Stiftung Zauberkunst
Highlights
- Die Stiftung Zauberkunst bewahrt Publikationen, Materialien und Exponate zur Geschichte der Zauberkunst und macht sie über ein Online-Lexikon zugänglich.
- Gegründet 2018 von Michael Sondermeyer und Uwe Schenk, vereint die Stiftung Sammlungen und bietet rollstuhlgerechte Räume für Museum und Archiv.
Tipps
- Der rollstuhlgerechte Parkplatz ermöglicht einen ungehinderten Zugang zum Gelände der Stiftung.
- Ein barrierefreies WC steht für Besucher mit eingeschränkter Mobilität zur Verfügung.
- Die Sammlung bietet Einblicke in historische Publikationen und Objekte zur Zauberkunst mit dokumentarischem Wert.
Eigenschaften
Zauberkunst-Museum Nottuln-Appelhülsen
Die Stiftung Zauberkunst in Nottuln-Appelhülsen ist ein einzigartiges kulturelles Zentrum, das sich der Bewahrung und Zugänglichmachung der Geschichte der Zauberkunst widmet. Gegründet von Michael Sondermeyer und Uwe Schenk, vereint die gemeinnützige Einrichtung zwei zentrale Sammlungen: die Literatur- und Dokumentenbibliothek sowie eine umfangreiche Objektsammlung, darunter Plakate, Requisiten und historische Materialien. Ihr Auftrag ist es, diese Ressourcen zu erfassen, zu archivieren und einer breiten Öffentlichkeit zugänglich zu machen – sei es durch Präsenzausstellungen, digitale Plattformen oder wissenschaftliche Forschung.
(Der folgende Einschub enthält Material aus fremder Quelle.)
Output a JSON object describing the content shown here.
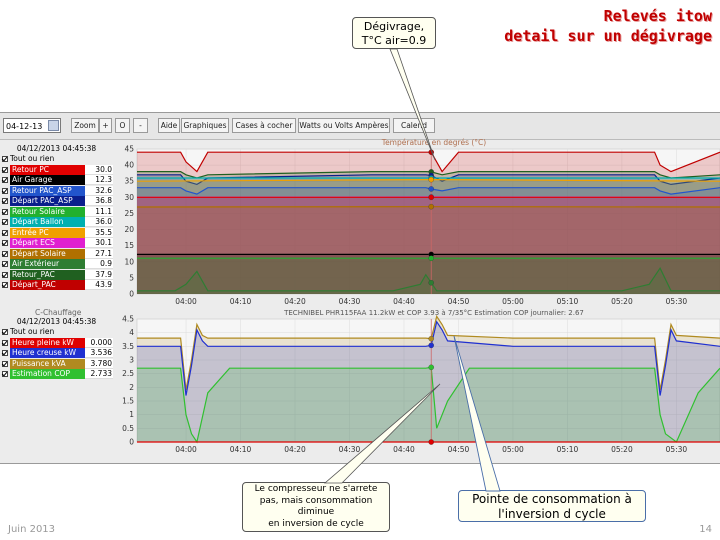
{
  "slide": {
    "title_line1": "Relevés itow",
    "title_line2": "detail sur un dégivrage",
    "footer_date": "Juin 2013",
    "page_number": "14"
  },
  "callouts": {
    "defrost_line1": "Dégivrage,",
    "defrost_line2": "T°C air=0.9",
    "compressor_line1": "Le compresseur ne s'arrete",
    "compressor_line2": "pas, mais consommation",
    "compressor_line3": "diminue",
    "compressor_line4": "en inversion de cycle",
    "peak_line1": "Pointe de consommation à",
    "peak_line2": "l'inversion d cycle"
  },
  "toolbar": {
    "date_value": "04-12-13",
    "zoom_label": "Zoom",
    "plus_label": "+",
    "reset_label": "O",
    "minus_label": "-",
    "help_label": "Aide",
    "graphs_label": "Graphiques",
    "checkboxes_label": "Cases à cocher",
    "watts_label": "Watts ou Volts Ampères",
    "calendar_label": "Calend"
  },
  "top_panel": {
    "timestamp": "04/12/2013 04:45:38",
    "all_label": "Tout ou rien",
    "chart_title": "Température en degrés (°C)",
    "items": [
      {
        "label": "Retour PC",
        "value": "30.0",
        "color": "#e00000"
      },
      {
        "label": "Air Garage",
        "value": "12.3",
        "color": "#000000"
      },
      {
        "label": "Retour PAC_ASP",
        "value": "32.6",
        "color": "#2255cc"
      },
      {
        "label": "Départ PAC_ASP",
        "value": "36.8",
        "color": "#0a1e8c"
      },
      {
        "label": "Retour Solaire",
        "value": "11.1",
        "color": "#22b02e"
      },
      {
        "label": "Départ Ballon",
        "value": "36.0",
        "color": "#00b0b0"
      },
      {
        "label": "Entrée PC",
        "value": "35.5",
        "color": "#f0a000"
      },
      {
        "label": "Départ ECS",
        "value": "30.1",
        "color": "#e020d0"
      },
      {
        "label": "Départ Solaire",
        "value": "27.1",
        "color": "#b07000"
      },
      {
        "label": "Air Extérieur",
        "value": "0.9",
        "color": "#2e7d32"
      },
      {
        "label": "Retour_PAC",
        "value": "37.9",
        "color": "#206020"
      },
      {
        "label": "Départ_PAC",
        "value": "43.9",
        "color": "#c00000"
      }
    ]
  },
  "bottom_panel": {
    "section_label": "C-Chauffage",
    "timestamp": "04/12/2013 04:45:38",
    "all_label": "Tout ou rien",
    "chart_title": "TECHNIBEL PHR115FAA 11.2kW et COP 3.93 à 7/35°C      Estimation COP journalier: 2.67",
    "items": [
      {
        "label": "Heure pleine kW",
        "value": "0.000",
        "color": "#e00000"
      },
      {
        "label": "Heure creuse kW",
        "value": "3.536",
        "color": "#2030d0"
      },
      {
        "label": "Puissance kVA",
        "value": "3.780",
        "color": "#b08a20"
      },
      {
        "label": "Estimation COP",
        "value": "2.733",
        "color": "#30c030"
      }
    ]
  },
  "chart_data": [
    {
      "type": "area",
      "title": "Température en degrés (°C)",
      "x_ticks": [
        "04:00",
        "04:10",
        "04:20",
        "04:30",
        "04:40",
        "04:50",
        "05:00",
        "05:10",
        "05:20",
        "05:30"
      ],
      "x_range": [
        "03:51",
        "05:38"
      ],
      "ylim": [
        0,
        45
      ],
      "y_ticks": [
        0,
        5,
        10,
        15,
        20,
        25,
        30,
        35,
        40,
        45
      ],
      "cursor_time": "04:45",
      "series": [
        {
          "name": "Départ_PAC",
          "color": "#c00000",
          "x": [
            "03:51",
            "03:59",
            "04:00",
            "04:02",
            "04:04",
            "04:34",
            "04:44",
            "04:45",
            "04:47",
            "04:50",
            "05:20",
            "05:26",
            "05:27",
            "05:29",
            "05:38"
          ],
          "values": [
            44,
            44,
            41,
            38,
            44,
            44,
            44,
            44,
            38,
            44,
            44,
            44,
            40,
            38,
            44
          ]
        },
        {
          "name": "Retour_PAC",
          "color": "#206020",
          "x": [
            "03:51",
            "03:59",
            "04:00",
            "04:02",
            "04:04",
            "04:34",
            "04:44",
            "04:45",
            "04:47",
            "04:50",
            "05:20",
            "05:26",
            "05:27",
            "05:29",
            "05:38"
          ],
          "values": [
            38,
            38,
            37,
            36,
            37,
            38,
            38,
            37.9,
            37,
            38,
            38,
            38,
            37,
            36,
            37
          ]
        },
        {
          "name": "Départ PAC_ASP",
          "color": "#0a1e8c",
          "x": [
            "03:51",
            "03:59",
            "04:00",
            "04:02",
            "04:04",
            "04:34",
            "04:44",
            "04:45",
            "04:47",
            "04:50",
            "05:20",
            "05:26",
            "05:27",
            "05:29",
            "05:38"
          ],
          "values": [
            37,
            37,
            35,
            34,
            36,
            37,
            37,
            36.8,
            35,
            37,
            37,
            37,
            35,
            34,
            36
          ]
        },
        {
          "name": "Départ Ballon",
          "color": "#00b0b0",
          "x": [
            "03:51",
            "04:45",
            "05:38"
          ],
          "values": [
            36,
            36,
            36
          ]
        },
        {
          "name": "Entrée PC",
          "color": "#f0a000",
          "x": [
            "03:51",
            "04:45",
            "05:38"
          ],
          "values": [
            35,
            35.5,
            35
          ]
        },
        {
          "name": "Retour PAC_ASP",
          "color": "#2255cc",
          "x": [
            "03:51",
            "03:59",
            "04:00",
            "04:02",
            "04:04",
            "04:34",
            "04:44",
            "04:45",
            "04:47",
            "04:50",
            "05:20",
            "05:26",
            "05:27",
            "05:29",
            "05:38"
          ],
          "values": [
            33,
            33,
            32,
            31,
            33,
            33,
            33,
            32.6,
            32,
            33,
            33,
            33,
            32,
            31,
            33
          ]
        },
        {
          "name": "Départ ECS",
          "color": "#e020d0",
          "x": [
            "03:51",
            "04:45",
            "05:38"
          ],
          "values": [
            30,
            30.1,
            30
          ]
        },
        {
          "name": "Retour PC",
          "color": "#e00000",
          "x": [
            "03:51",
            "04:45",
            "05:38"
          ],
          "values": [
            30,
            30,
            30
          ]
        },
        {
          "name": "Départ Solaire",
          "color": "#b07000",
          "x": [
            "03:51",
            "04:45",
            "05:38"
          ],
          "values": [
            27,
            27.1,
            27
          ]
        },
        {
          "name": "Air Garage",
          "color": "#000000",
          "x": [
            "03:51",
            "04:45",
            "05:38"
          ],
          "values": [
            12.3,
            12.3,
            12.3
          ]
        },
        {
          "name": "Retour Solaire",
          "color": "#22b02e",
          "x": [
            "03:51",
            "04:45",
            "05:38"
          ],
          "values": [
            11.1,
            11.1,
            11.1
          ]
        },
        {
          "name": "Air Extérieur",
          "color": "#2e7d32",
          "x": [
            "03:51",
            "03:58",
            "04:00",
            "04:02",
            "04:04",
            "04:38",
            "04:43",
            "04:44",
            "04:46",
            "04:48",
            "05:20",
            "05:25",
            "05:27",
            "05:29",
            "05:38"
          ],
          "values": [
            1,
            1,
            3,
            7,
            1,
            1,
            3,
            6,
            1,
            1,
            1,
            3,
            8,
            1,
            1
          ]
        }
      ]
    },
    {
      "type": "area",
      "title": "TECHNIBEL PHR115FAA 11.2kW et COP 3.93 à 7/35°C      Estimation COP journalier: 2.67",
      "x_ticks": [
        "04:00",
        "04:10",
        "04:20",
        "04:30",
        "04:40",
        "04:50",
        "05:00",
        "05:10",
        "05:20",
        "05:30"
      ],
      "x_range": [
        "03:51",
        "05:38"
      ],
      "ylim": [
        0,
        4.5
      ],
      "y_ticks": [
        0,
        0.5,
        1,
        1.5,
        2,
        2.5,
        3,
        3.5,
        4,
        4.5
      ],
      "cursor_time": "04:45",
      "series": [
        {
          "name": "Puissance kVA",
          "color": "#b08a20",
          "x": [
            "03:51",
            "03:59",
            "04:00",
            "04:01",
            "04:02",
            "04:03",
            "04:04",
            "04:20",
            "04:44",
            "04:45",
            "04:46",
            "04:47",
            "04:48",
            "05:00",
            "05:26",
            "05:27",
            "05:28",
            "05:29",
            "05:30",
            "05:38"
          ],
          "values": [
            3.8,
            3.8,
            1.9,
            3.0,
            4.3,
            3.9,
            3.8,
            3.8,
            3.8,
            3.78,
            4.6,
            4.3,
            3.9,
            3.8,
            3.8,
            1.9,
            3.0,
            4.3,
            3.9,
            3.8
          ]
        },
        {
          "name": "Heure creuse kW",
          "color": "#2030d0",
          "x": [
            "03:51",
            "03:59",
            "04:00",
            "04:01",
            "04:02",
            "04:03",
            "04:04",
            "04:20",
            "04:44",
            "04:45",
            "04:46",
            "04:47",
            "04:48",
            "05:00",
            "05:26",
            "05:27",
            "05:28",
            "05:29",
            "05:30",
            "05:38"
          ],
          "values": [
            3.5,
            3.5,
            1.7,
            2.8,
            4.1,
            3.7,
            3.5,
            3.5,
            3.5,
            3.536,
            4.4,
            4.1,
            3.7,
            3.5,
            3.5,
            1.7,
            2.8,
            4.1,
            3.7,
            3.5
          ]
        },
        {
          "name": "Estimation COP",
          "color": "#30c030",
          "x": [
            "03:51",
            "03:59",
            "04:00",
            "04:01",
            "04:02",
            "04:04",
            "04:08",
            "04:44",
            "04:45",
            "04:46",
            "04:48",
            "04:52",
            "05:26",
            "05:27",
            "05:28",
            "05:30",
            "05:34",
            "05:38"
          ],
          "values": [
            2.7,
            2.7,
            1.0,
            0.3,
            0,
            1.8,
            2.7,
            2.7,
            2.733,
            0.5,
            1.5,
            2.7,
            2.7,
            1.0,
            0.3,
            0,
            1.8,
            2.7
          ]
        },
        {
          "name": "Heure pleine kW",
          "color": "#e00000",
          "x": [
            "03:51",
            "04:45",
            "05:38"
          ],
          "values": [
            0,
            0,
            0
          ]
        }
      ]
    }
  ]
}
Im Herzen des Zentrums für Zauberkunst findet sich eine Präsenzbibliothek, in der Interessierte die Sammlung vor Ort einsehen können. Ergänzt wird das Angebot durch ein Online-Zauberlexikon, das als digitaler Zugang zu den Beständen dient und von registrierten Nutzern erweitert werden kann. Die Stiftung arbeitet dabei eng mit Kuratoren zusammen, die für spezifische Themenbereiche verantwortlich sind und die Sammlung systematisch inventarisieren. Dazu gehören das Scannen von Publikationen, das Fotografieren von Objekten sowie die Reparatur und Konservierung seltener Stücke.
Ein besonderer Fokus liegt auf der Vernetzung mit regionalen und überregionalen Akteuren. Die Stiftung kooperiert mit Vereinen und Initiativen, die sich mit Zauberkunst oder verwandten Themen beschäftigen, und fördert den Austausch von Wissen. Zudem engagiert sie sich für den Ankauf von Nachlässen und Sammlungen, um die Bestände kontinuierlich zu erweitern. Die Arbeit der Stiftung ist dabei streng gemeinnützig: Gewerbliche Tätigkeiten sind ausgeschlossen, und alle Entscheidungen über die Verwendung von Mitteln werden in der Mitgliederversammlung demokratisch getroffen.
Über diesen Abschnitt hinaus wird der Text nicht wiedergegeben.